Some of the things that have been noted through all the analytics that are going on today, is users are very, very picky. We don't spend a lot of time waiting for video to load, and if it loads and it's not of the quality we expect for the particular device and the particular location we're standing in, users will abandon that very quickly. These numbers are pretty big numbers. If you look at the abandonment rate, a third of users will abandon the video within a few seconds of it starting, or if it doesn't start, they're out and gone. That may be an event that they paid for, which means they're going to call and complain, or it may just mean that during the trial service, when they're deciding whether they should use your service, they're going to be out and never come back. As you can see, the numbers get worse and worse and worse. 8% of viewers return if they've had a problem, which is not really good if you're an advertising based service. These numbers start to add up quickly. As the problems mount, we don't take very long to lose half of the user base. Five seconds, which isn't a very long time to load a video, the users are gone, and they don't come back.

Now, one of the things that's really important to look at is the churn rate for OTT services. It's much easier to churn out of OTT services than it is out of traditional cable, because there's no set up. You put your credit card in, you don't want it, you cancel it. On average, what's being seen in the industry is about 20% churn rate. 19% from this latest number. Some services are much lower, some services are much higher. It really depends.

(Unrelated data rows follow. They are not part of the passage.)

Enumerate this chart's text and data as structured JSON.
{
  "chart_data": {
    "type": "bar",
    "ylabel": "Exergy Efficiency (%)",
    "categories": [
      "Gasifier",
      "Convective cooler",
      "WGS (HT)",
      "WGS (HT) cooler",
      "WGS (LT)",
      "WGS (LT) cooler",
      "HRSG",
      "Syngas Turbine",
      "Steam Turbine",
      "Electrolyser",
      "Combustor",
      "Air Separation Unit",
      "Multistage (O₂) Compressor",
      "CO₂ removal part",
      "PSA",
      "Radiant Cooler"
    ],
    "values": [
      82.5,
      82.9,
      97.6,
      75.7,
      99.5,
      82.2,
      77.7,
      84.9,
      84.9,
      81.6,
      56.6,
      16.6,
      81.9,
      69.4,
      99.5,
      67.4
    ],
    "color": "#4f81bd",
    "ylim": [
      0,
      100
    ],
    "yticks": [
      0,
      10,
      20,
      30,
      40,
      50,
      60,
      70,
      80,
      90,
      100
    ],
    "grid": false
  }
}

But there's two reasons that subscribers or viewers churn out of a service. One is the content is not what they're looking to see, it's not interesting to them. Okay, that's nothing that technology can necessarily solve, but the really important number is one third of the users churn out just because the service isn't good. That is something you can control. You're paying a lot of money for your delivery network, you're paying a lot of money for your distribution network, and that is something that should be in your control.

If we look at the economic impact of what that means ... So, if you have a 200,000-subscriber service, and they're paying $10 a month for that service, and you look at the churn rate, or the numbers we just looked at, and you look at a third of the customers churning out just because the service is delivering poorer quality or not meeting their expectations, and you assume a certain number of them call periodically to complain, and that's a well-known number of customer service calls, and the cost to handle a customer service call, at those numbers, the economic loss is quite large. Almost $6 million. That's for a $10 a month service. If you're looking at some of the new MVPDs that are charging $40, $50, $60, $70 a month, you take that up by seven times, you're looking at a huge number of dollars that can be lost if your service quality isn't good. There's no reason it shouldn't be good. You control everything but the last mile. You pay for the CDNs, multiple CDNs, they should be providing you a level of service, there's certainly an SLA, and they should be able to deliver every stream, and every bit rate within the stream, at the level of service that your customers expect.